We scurried back down the tower and continued on our way. We descended a short steep hill onto a dirt road and back to the parking area where our adventure began. Emily took some time to show me some material she selected for my custom made gaiters. After looking at all the fabrics I decided to go with the orange and black zebra pattern. These gaiters will be super cool. You won’t miss me out on the trails when I wearing these bad boys!!

After having lunch with Kevin I went home to ice my back and foot. I did this a couple of times throughout the day but it didn’t seem to help much. I hope this doesn’t affect my training for long. I have big plans for the coming two months.

Fells Skyline Route

Fells Elevation Profile

Sunday – Breakheart Reservation 5.1 miles.

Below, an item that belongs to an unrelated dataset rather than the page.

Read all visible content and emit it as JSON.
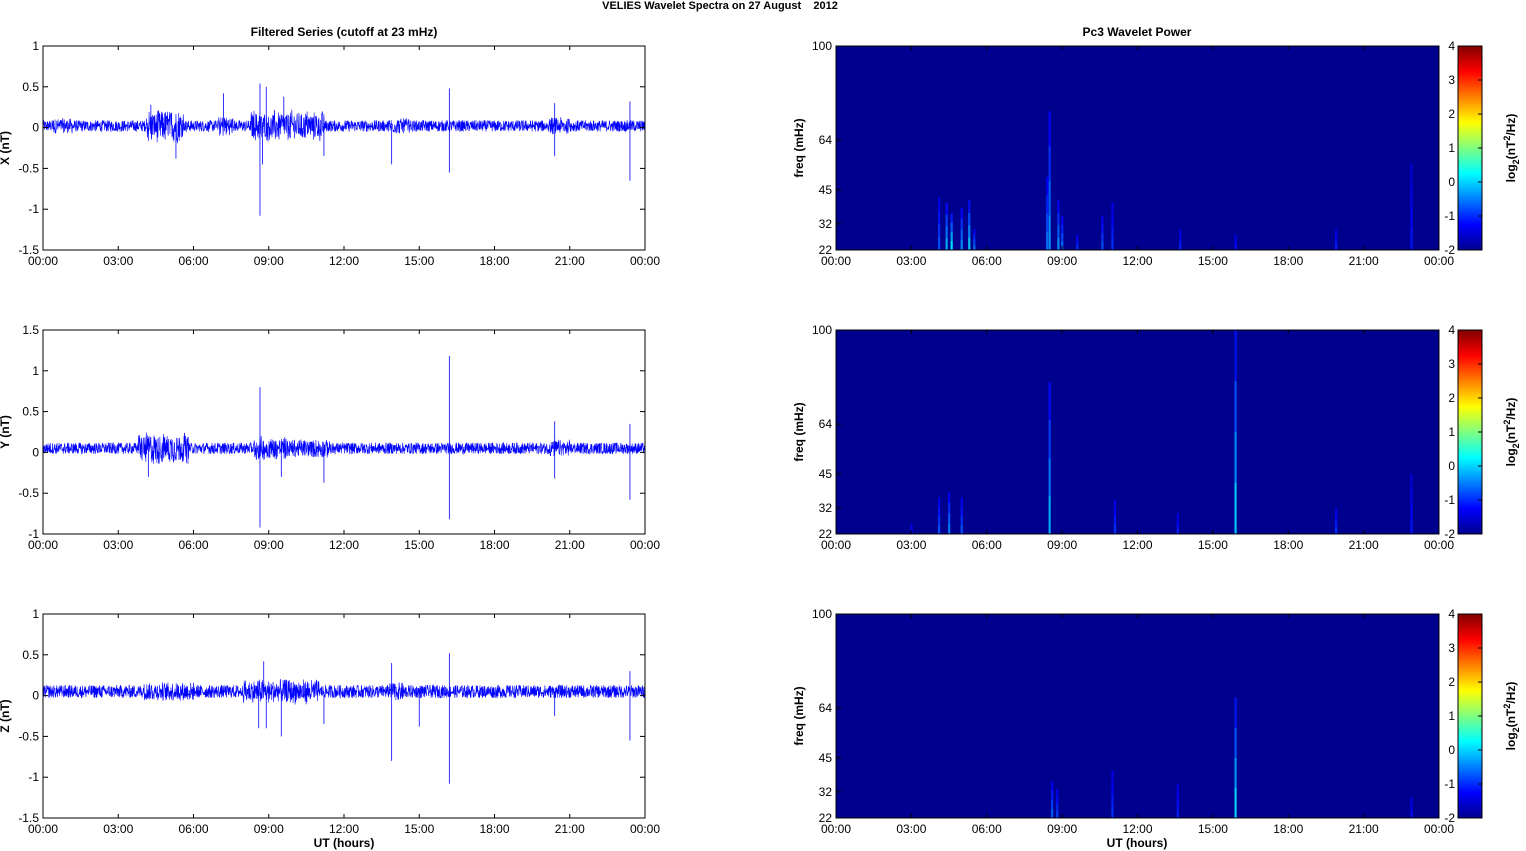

I woke up this morning and my lower back was still stiff. My foot felt better but I still iced both after have a little breakfast. I should have gone over the town track for a short run so as not to aggravate the injury any further. That would have been the smart thing to do. But smart is not an adjective often used to describe me. The trails have me in their spell and off to Breakheart I went. What can I say?

I had no real plan for this run so I decided to see if I could scope out some single- track over in the Camp Nihan section of the reservation. I am planning to hold a 10 mile trail race at Breakheart in the early spring or fall of 2009. It will be a fundraiser for the Saugus River Watershed Council and I intend to donate all the net proceeds to this great organization. I have the race course all mapped out but I continue to modify it trying incorporate as much single and double track trail as possible.

Making my way across the footbridge that spans the Saugus River I turned quickly into the woods on a slightly concealed trail. This trail skirted its way along the bank of the river and will make a fitting addition to the course. I think it will also add a little distance to the race by replacing a straighter section of double-track farther from the river.

On my way back to the ranger station I rolled my ankle on a root and got a stabbing pain in the foot I tweaked yesterday. Even though it felt ok this morning it’s obviously a more serious injury than I first suspected. I really should have stayed off the trails today and given it another day to heal. Lesson learned! I’ll ice it and wear an ankle support for the next week and see how it heals. No way am I missing out on the Fells race.
Breakheart Route

Breakheart Elevation Profile

Weekly Re-Cap

Miles Run: 23
Long Run: 7.9
# of Runs: 4
Avg Miles: 5.7
Trail Miles: 82%

Hope I heal, and fast.......


  1. Dan, take care of that foot. I have found trail running less harmful to my sore ankle than road running. I think it's the varied impact rather than the same repetitive motion, but even trails can hurt.

    I barely missed you Saturday. I was on the Skyline Trail probably about an hour before you. It started raining during my post-run stretch. Don't you love the soggy leaves on rock slabs? It sounds like you did the counter-clockwise loop. I ran the other direction. I've gotten off-course a couple of times in the stretch North of Sheepfold, too. Still, the tower on Bear Hill is a nice objective to take in. I hope you enjoyed it.

  2. I did Skyline with a friend on Saturday as well. We started at 7am, from Long Pond, and we got rained on towards the end. Funny, my GPS recorded only 7.2 miles...Hoping for a dry race, Ana

  3. Ana, we started from the Fallon Rd parking lot, the starting point of last year's race. We had to run a little while on an access trail before we hit Skyline. That probably accounts for the difference in distance. I hope it's dry as well. I nearly killed myself slipping on the wet granite slabs.

  4. Great running report dan,
    I can feel the trail essense radiating from your words. It seems that there is something about trail running that gets into your blood....perhaps it is just trail dust....but it sure keeps us coming back!